Freud, "Rüyalar ruh dengemizi sağlayan, daracık gövdemize sıkıştırdığımız azgın tutkuları, taşkın yaşama ve eğlenme isteklerini, her çeşit özlemleri ara sıra boşaltıp ayarlayan emniyet supaplarıdır" diyor. Eflatun iyi insanı rüyaları üzerinden tarif ediyor: "İyi insan diye onlara denir ki, başkalarının gerçekten yaptığını onlar yalnız tasarlamakla, düşlemekle yetinirler..." Tom Waits'in "Rüya görürken hepimiz masumuz" diye mırıldanıyor o nefis şarkısında.

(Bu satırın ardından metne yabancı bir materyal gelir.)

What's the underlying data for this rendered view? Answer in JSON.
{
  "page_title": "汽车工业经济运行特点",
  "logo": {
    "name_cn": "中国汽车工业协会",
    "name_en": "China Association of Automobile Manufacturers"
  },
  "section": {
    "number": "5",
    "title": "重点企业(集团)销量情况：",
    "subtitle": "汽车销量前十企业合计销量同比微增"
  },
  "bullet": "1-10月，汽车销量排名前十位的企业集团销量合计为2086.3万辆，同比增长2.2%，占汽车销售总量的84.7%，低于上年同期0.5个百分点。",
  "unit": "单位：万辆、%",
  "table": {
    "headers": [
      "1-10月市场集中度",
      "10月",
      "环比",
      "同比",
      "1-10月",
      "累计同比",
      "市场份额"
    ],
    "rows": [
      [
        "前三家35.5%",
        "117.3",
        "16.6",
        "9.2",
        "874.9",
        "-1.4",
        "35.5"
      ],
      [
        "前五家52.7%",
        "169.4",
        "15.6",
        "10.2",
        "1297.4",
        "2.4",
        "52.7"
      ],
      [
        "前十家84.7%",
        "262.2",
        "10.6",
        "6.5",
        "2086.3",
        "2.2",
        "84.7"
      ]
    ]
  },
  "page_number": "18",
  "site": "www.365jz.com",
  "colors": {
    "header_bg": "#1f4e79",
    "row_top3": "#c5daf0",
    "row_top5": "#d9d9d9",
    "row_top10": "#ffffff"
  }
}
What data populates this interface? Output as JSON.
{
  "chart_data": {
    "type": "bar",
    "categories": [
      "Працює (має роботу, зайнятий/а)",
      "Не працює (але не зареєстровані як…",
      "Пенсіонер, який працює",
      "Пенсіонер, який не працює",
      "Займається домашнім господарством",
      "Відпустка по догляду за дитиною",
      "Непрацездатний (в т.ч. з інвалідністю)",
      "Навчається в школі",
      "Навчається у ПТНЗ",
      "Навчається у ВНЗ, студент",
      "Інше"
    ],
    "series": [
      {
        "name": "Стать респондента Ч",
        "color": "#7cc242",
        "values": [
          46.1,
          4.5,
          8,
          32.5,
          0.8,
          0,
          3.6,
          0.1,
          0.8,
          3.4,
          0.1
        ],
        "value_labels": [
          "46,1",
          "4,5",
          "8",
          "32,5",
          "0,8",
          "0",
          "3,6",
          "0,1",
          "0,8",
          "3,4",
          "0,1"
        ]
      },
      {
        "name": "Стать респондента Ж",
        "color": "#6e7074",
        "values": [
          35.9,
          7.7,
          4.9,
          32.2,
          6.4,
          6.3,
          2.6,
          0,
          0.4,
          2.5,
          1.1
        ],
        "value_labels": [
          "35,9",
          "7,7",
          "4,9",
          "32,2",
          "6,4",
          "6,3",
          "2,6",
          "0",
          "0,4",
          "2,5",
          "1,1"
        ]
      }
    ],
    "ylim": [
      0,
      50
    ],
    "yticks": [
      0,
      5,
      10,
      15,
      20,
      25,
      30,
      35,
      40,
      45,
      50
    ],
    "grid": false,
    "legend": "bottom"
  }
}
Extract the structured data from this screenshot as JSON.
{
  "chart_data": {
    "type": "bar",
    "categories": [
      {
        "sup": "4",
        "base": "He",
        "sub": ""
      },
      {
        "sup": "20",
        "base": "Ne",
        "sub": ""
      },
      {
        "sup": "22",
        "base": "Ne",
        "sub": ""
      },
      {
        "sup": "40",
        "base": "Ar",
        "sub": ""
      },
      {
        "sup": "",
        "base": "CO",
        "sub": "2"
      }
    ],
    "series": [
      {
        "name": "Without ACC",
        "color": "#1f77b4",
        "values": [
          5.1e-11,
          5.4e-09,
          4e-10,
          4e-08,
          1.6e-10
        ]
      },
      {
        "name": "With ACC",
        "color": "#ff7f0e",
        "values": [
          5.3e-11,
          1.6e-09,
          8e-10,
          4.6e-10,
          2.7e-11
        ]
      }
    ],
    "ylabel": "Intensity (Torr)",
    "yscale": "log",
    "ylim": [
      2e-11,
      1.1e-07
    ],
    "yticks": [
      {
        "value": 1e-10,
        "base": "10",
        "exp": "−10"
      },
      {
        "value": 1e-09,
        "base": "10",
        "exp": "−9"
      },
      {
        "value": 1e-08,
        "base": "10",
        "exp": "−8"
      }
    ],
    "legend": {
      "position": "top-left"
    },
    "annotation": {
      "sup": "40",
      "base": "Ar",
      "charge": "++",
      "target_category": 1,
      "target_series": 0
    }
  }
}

Ve ben tüm bunların ışığında ben, ‘azgın tutkularımın emniyet supabı var mı, iyi bir insan mıyım, masum muyum bilemiyorum. Çünkü rüya görüp görmediğimi bilmiyorum! Elbette, ‘bebekler gibi uyurken’, bir şeyler görüyorumdur ama benim sorunum (eğer bu bir sorunsa ki öyle görünüyor) rüyalarımı hatırlamıyorum.

Rüyalar için “Her birimizin her gece sahip olduğu bir kişisel sonsuzluk” diyen, İngiliz yazar J.W. Dunne'u bahsettiği ‘sonsuzluktan’ her sabah, ellerim bomboş dönüyorum.

“İnsan, rüyalar boyunca istikbaldeki yaşamın idmanını yapar” diyen Nietzsche haklıysa istikbalimi pek parlak görmüyorum ben!

“Ulan ben niye rüyalarımı hatırlamıyorum” diye dertlenmemin nedeni Nicolas Cage’in bu hafta vizyona giren filmi ‘Rüya Senaryo’ (Dream Scenario).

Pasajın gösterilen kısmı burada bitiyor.